In 1956, he traveled on behalf of UNESCO to Peru to plan a new art museum in Lima. In 1958, he took over responsibility for the unfinished Swedish excavations in Labranda, Turkey. From 1969 to 1973, he served as director of the Swedish Research Institute in Istanbul.

==Personal life==
Westholm was honored with the Order of Vasa in 1937.
He was married from 1940 to Ingegärd Beskow, daughter of Swedish Finance Minister Jacob Beskow and Esther Olesen. They had five children. Westholm died at Ramsberg, Örebro County, Sweden.
==Bibliography==
- Gjerstad, E. et al. (1934). The Swedish Cyprus Expedition: Finds and Results of the Excavation in Cyprus 1927-1931. Vol. I, Stockholm.

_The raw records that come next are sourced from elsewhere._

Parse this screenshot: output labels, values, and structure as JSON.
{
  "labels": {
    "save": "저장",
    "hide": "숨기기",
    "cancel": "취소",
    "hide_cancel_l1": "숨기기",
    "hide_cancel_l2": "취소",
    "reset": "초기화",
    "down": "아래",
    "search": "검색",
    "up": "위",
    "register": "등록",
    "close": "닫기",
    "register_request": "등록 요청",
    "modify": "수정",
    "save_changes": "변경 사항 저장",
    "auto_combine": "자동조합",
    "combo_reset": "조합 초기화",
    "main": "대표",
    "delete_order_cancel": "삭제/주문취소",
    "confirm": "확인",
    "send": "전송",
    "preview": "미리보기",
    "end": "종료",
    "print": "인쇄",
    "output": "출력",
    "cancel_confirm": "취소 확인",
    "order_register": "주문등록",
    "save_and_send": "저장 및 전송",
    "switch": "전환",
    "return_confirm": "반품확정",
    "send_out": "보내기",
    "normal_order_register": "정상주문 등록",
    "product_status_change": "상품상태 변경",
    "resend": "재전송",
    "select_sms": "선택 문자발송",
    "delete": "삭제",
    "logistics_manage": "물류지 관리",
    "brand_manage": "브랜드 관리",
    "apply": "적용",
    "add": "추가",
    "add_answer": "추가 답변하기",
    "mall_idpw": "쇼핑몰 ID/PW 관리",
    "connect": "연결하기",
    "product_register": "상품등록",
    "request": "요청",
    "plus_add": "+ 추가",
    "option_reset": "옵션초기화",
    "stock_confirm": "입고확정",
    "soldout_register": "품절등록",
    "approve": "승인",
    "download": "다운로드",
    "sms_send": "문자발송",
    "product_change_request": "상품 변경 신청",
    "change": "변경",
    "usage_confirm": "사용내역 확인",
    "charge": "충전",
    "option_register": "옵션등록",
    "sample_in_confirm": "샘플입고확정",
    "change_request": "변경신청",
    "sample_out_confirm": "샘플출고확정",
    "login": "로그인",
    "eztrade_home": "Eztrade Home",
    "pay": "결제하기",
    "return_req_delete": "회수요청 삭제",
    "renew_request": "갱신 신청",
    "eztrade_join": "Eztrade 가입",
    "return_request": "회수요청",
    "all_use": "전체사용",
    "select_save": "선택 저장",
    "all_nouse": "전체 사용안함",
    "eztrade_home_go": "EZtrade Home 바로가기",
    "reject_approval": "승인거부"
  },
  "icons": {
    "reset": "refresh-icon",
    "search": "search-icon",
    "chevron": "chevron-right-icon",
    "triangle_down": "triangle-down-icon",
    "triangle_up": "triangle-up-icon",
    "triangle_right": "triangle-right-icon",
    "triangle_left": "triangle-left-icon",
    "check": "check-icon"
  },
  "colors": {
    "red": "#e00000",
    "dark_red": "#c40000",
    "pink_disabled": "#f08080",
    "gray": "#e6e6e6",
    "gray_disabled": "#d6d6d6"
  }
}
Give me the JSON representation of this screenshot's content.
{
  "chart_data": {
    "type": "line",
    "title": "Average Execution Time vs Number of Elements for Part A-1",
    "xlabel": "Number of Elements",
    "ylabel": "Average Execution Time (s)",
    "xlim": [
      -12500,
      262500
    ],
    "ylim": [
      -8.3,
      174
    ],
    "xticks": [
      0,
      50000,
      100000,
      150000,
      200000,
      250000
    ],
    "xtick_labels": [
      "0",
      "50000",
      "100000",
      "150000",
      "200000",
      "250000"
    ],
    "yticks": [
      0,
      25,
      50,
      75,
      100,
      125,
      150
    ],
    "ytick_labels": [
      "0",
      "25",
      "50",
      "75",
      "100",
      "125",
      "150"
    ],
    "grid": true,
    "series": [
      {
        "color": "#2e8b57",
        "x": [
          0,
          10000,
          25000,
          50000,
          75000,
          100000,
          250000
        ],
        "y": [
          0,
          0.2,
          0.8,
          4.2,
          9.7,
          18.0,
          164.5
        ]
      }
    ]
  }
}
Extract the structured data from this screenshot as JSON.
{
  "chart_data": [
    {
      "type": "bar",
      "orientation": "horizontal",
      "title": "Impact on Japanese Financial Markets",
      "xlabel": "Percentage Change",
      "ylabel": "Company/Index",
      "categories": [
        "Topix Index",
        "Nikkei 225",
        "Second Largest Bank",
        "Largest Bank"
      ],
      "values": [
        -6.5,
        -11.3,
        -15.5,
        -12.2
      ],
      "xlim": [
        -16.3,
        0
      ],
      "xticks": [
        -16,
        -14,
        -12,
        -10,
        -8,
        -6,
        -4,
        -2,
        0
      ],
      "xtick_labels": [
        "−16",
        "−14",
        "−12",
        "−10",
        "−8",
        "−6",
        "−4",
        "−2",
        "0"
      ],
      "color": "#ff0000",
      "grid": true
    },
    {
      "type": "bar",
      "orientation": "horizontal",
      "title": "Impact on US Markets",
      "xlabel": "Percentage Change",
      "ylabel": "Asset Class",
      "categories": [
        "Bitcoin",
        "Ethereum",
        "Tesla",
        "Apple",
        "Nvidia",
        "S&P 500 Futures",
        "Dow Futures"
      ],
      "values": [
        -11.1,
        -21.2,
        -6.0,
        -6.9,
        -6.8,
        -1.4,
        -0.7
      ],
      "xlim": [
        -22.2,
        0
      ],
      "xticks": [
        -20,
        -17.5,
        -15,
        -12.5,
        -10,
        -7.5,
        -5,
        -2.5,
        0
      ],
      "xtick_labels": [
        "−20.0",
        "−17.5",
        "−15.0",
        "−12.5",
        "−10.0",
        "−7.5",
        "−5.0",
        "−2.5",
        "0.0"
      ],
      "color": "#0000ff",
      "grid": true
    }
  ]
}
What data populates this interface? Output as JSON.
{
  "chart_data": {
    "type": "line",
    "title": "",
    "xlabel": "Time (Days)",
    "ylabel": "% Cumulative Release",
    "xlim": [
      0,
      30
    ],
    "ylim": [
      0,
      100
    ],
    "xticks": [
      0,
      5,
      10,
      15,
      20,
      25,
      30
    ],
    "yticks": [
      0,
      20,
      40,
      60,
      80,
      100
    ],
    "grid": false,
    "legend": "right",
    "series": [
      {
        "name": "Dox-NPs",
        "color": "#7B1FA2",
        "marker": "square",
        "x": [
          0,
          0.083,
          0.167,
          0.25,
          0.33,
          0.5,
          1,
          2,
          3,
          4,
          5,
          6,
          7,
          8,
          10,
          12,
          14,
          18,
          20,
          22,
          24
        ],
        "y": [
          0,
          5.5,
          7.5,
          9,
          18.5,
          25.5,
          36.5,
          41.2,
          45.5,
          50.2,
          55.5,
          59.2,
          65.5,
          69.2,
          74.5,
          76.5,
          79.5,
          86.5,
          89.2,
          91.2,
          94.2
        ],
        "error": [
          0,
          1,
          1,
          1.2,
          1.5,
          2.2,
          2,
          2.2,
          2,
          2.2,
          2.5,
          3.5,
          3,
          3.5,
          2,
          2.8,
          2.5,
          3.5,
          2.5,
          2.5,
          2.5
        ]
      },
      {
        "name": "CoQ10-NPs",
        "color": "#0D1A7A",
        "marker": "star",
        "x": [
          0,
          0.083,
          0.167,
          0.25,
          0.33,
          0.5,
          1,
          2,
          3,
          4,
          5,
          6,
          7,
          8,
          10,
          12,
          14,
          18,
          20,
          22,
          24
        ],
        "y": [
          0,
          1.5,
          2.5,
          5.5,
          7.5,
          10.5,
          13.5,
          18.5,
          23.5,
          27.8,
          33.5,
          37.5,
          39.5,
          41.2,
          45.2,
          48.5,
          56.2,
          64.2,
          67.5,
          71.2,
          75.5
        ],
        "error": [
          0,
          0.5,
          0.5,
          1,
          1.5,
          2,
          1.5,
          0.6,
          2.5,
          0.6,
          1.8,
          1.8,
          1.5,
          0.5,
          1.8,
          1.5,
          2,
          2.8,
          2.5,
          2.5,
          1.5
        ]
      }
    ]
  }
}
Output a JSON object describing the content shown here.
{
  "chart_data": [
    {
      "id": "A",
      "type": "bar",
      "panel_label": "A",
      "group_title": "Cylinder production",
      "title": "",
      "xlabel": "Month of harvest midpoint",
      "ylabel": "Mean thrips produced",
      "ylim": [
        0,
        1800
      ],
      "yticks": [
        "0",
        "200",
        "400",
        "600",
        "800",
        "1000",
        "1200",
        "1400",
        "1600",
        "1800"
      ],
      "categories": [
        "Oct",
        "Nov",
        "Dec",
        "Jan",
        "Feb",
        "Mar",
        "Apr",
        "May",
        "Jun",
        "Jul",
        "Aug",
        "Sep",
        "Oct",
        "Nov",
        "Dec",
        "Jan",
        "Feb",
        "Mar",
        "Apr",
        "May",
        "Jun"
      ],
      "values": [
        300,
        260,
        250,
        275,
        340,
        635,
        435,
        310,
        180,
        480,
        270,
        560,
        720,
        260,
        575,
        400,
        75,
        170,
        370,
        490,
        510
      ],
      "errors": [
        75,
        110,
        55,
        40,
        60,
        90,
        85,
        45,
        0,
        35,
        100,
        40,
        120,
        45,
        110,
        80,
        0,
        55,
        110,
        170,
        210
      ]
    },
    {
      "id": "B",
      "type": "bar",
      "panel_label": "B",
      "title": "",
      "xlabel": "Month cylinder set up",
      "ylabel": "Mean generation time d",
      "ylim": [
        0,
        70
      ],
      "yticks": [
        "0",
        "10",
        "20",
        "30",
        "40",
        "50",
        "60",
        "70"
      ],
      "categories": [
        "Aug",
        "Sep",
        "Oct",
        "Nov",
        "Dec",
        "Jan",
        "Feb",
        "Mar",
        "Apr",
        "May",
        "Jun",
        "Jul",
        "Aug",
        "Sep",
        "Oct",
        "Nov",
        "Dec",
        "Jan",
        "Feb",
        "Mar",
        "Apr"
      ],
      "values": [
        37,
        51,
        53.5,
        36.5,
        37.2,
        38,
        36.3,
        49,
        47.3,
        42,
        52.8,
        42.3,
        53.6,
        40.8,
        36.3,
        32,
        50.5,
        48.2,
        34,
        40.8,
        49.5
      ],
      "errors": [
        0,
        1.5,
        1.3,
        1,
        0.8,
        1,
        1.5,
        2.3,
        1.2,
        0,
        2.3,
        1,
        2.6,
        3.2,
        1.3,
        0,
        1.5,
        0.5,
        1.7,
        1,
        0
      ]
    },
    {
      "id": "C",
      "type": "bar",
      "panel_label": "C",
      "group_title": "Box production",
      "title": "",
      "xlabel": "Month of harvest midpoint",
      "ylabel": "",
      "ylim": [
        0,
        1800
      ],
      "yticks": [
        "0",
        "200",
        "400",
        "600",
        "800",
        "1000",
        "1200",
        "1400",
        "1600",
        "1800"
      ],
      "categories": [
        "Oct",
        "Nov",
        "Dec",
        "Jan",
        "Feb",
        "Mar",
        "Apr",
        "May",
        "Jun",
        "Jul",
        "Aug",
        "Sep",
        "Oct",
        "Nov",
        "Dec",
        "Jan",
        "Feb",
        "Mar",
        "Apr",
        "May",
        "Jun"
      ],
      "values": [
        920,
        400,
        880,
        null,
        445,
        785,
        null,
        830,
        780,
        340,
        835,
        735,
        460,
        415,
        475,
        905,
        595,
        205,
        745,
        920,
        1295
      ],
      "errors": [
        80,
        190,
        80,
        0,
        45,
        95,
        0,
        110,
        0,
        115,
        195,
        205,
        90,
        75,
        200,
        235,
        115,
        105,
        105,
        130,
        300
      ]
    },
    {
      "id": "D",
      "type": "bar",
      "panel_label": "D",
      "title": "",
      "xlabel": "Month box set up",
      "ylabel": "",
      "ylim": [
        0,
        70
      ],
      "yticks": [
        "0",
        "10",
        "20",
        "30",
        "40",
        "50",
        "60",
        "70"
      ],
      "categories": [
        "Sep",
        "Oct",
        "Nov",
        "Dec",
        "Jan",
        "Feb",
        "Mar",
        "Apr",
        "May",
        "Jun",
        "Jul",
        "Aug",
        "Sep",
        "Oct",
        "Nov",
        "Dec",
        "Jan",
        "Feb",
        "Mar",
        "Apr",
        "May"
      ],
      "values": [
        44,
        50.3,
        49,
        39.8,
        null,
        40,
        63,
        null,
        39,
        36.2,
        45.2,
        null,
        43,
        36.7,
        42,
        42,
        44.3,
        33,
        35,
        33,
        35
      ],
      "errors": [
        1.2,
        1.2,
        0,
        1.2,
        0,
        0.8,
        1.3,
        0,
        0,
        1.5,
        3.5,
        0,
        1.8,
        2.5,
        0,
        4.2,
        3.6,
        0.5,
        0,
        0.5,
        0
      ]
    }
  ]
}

- Gjerstad, E. et al. (1935). The Swedish Cyprus Expedition: Finds and Results of the Excavation in Cyprus 1927-1931. Vol. II, Stockholm.
- Westholm, A. (1936). The Temples of Soli. Studies on Cypriote Art during Hellenistic and Roman Periods, Stockholm.
- Gjerstad, E. et al. (1937). The Swedish Cyprus Expedition: Finds and Results of the Excavation in Cyprus 1927-1931. Vol. III, Stockholm.
- Westholm, A. (1940). “A Hoard of Bronze Coins of Constans II.” Nordisk Numismatisk Arsskrift 1, 135–47
- Vessberg, O., Westholm, A. (1956). The Swedish Cyprus Expedition: Finds and Results of the Excavation in Cyprus 1927-1931. Vol. IV:3, Stockholm.
- Westholm, A.; Eriksson, N. (ed) (2007). "The fantastic years on Cyprus": illustrated extracts from Alfred Westholm's letters to his parents, 1927-, Paul Åströms.
- Westholm, A. (1996), De fantastiska åren på Cypern. Brev till föräldrarna 1927-1931, Paul Åström, Sävedalen.